Elke ouder wil gewoon het beste voor zijn kind. Alleen denkt de (school)omgeving die dit moet realiseren daar vaak anders over. Je bent als ouder afhankelijk van de informatie die de school of CLB je geeft, of misschien ben je wel beter op de hoogte over de voorwaarden tot inclusie dan de professionals rond de tafel. De ervaring (en ook onderzoek) leert dat er wel wat basisinformatie ontbreekt in het onderwijswerkveld. Verschillende partijen zijn niet mee met wat moet en kan, met wat wenselijk en noodzakelijk is. Er wordt dan geschermd met wat niet kan, niet mogelijk of ‘onredelijk’ is … en wat niet kan is niet in het belang van je kind.

“Maar mevrouw, dat kan je toch niet verlangen van ons.”“Maar meneer, wij/zij hebben het beste voor, dat moet je toch begrijpen?”

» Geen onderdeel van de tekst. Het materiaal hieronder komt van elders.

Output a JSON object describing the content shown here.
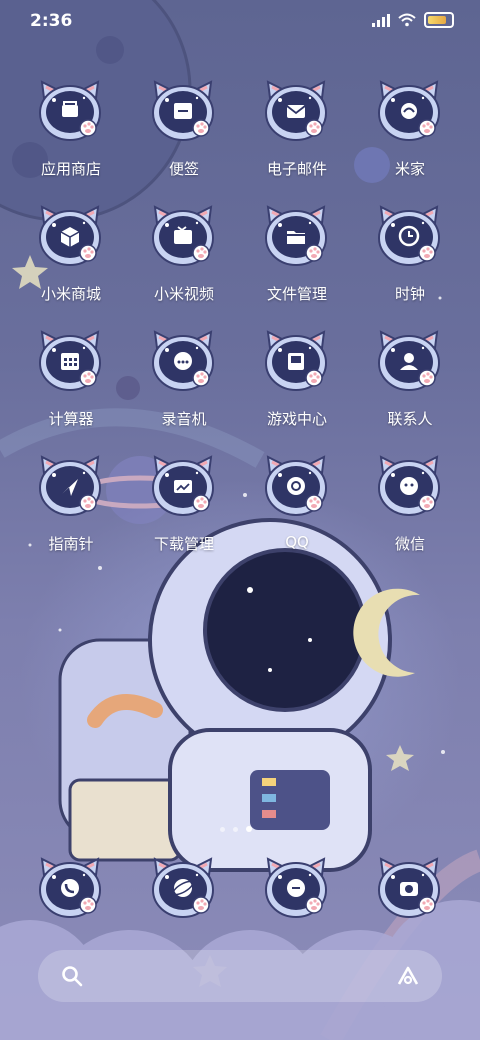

“Ach, de leerkrachten doen ook maar hun best?” “Ze zullen het wel beter weten …” “We hebben tenminste een school gevonden.” Soms ben je al blij met het minimaal haalbare uit schrik ook dat nog te verliezen. Of de kwaliteit van wat mogelijk is, is zo laag dat je beter een van  school zou veranderen maar je ziet er tegen op om opnieuw te ‘leuren’ met je kind dus blijf je soms tegen beter weten in. Bovendien is je kind er gelukkig, zij/hij heeft er ondertussen al vriendjes. Mooie voorbeelden en goede ervaringen zijn er altijd, maar die hangen af van het enthousiasme en de goodwill van mensen. Inclusie is een mensenzaak. Het is kwetsbaar want continuïteit is niet structureel noch gegarandeerd. Het is soms op eieren lopen want wat goed loopt je wil je al zeker niet kwijt, … en wat zal het volgend jaar zijn? Wat kan en mag je nog vragen van een school wanneer de bevoegde minister toetert dat het M-decreet wordt afgeschaft?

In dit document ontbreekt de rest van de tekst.